5 responses on “Named Pencils for the Colorblind

  1. Donald H Locker

    I actually have a pretty good idea of what colour names mean and how they relate to the shades of “real” colours – at least as my wife sees them. I see colours just fine – I can’t discriminate between them.

    The other thing that I notice is that I don’t have good “colour memory.” I can sometimes discriminate two adjacent colour patches, but if they are separated, they become indistinguishable.

  2. Primož

    This IS usefull. I remember coloring a map for school and a friend comes by and says ‘why are you using brown when you should be using green?’ I was actually holding green in my hands (the friends knows of my coloblindness) and promptly swapped the pencil. That’s why i love Jolly color pencils since they have the color written on them – no mistake can be done then.

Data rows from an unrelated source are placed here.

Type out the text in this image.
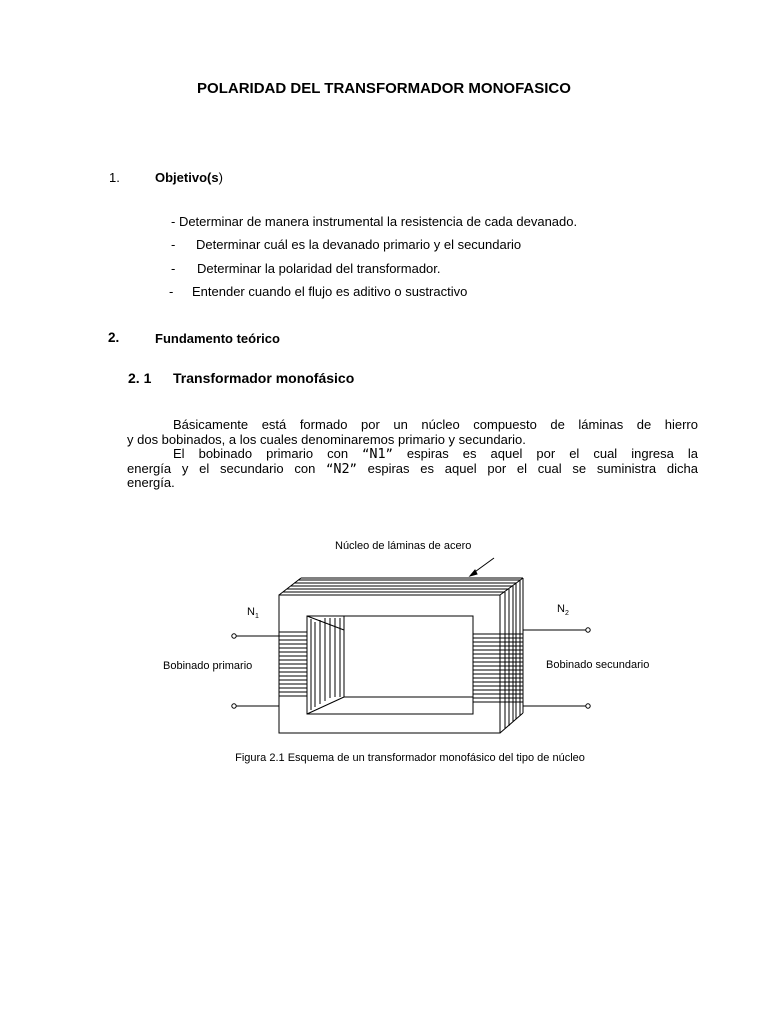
POLARIDAD DEL TRANSFORMADOR MONOFASICO
1.	Objetivo(s)
- Determinar de manera instrumental la resistencia de cada devanado.
- Determinar cuál es la devanado primario y el secundario
- Determinar la polaridad del transformador.
- Entender cuando el flujo es aditivo o sustractivo
2.	Fundamento teórico
2. 1 Transformador monofásico
Básicamente está formado por un núcleo compuesto de láminas de hierro
y dos bobinados, a los cuales denominaremos primario y secundario.
El bobinado primario con “N1” espiras es aquel por el cual ingresa la
energía y el secundario con “N2” espiras es aquel por el cual se suministra dicha
energía.
Núcleo de láminas de acero
$N_1$
$N_2$
Bobinado primario	Bobinado secundario
Figura 2.1 Esquema de un transformador monofásico del tipo de núcleo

    And like DOnald, i can also see all the colors, i just can’t differentiate between them correctly.

  3. robin

    hello there,
    let me tell you my funny story.
    i was in the primary school and we were supposed to make a picture of the spring. i am creative and i like to draw, so i was very proud of the trees and animals i drew. until, the professor came to me and asked: ‘and why is grass in your picture colored orange?’ i felt ashamed, but came up with a good answer: ‘normal is boring’.
    best regards,
    robin*

  4. Angelo Zerbini

    There’s a funny story I told when someone guess I’m colorblind. When I was a child, there was a geography test we were asked to paint a map following instructions: North region with “X” color, South with “Y” colour, and so on… I mixed all up! The teacher asked: “Don’t you know the color’s names?!” what a shame… Than my mon realise I had some kind of color blindness. Now I know its deuteranomaly, as far as I remember, I mix green with brow, blue with purple, pink with purple, sometimes red and brow… They are SO alike! It doesn’t bother me very much at all. Sometimes I just say I’m not very good with colours.
    I’m having a great time in this site!
    Greetings for all colourblind friends out there!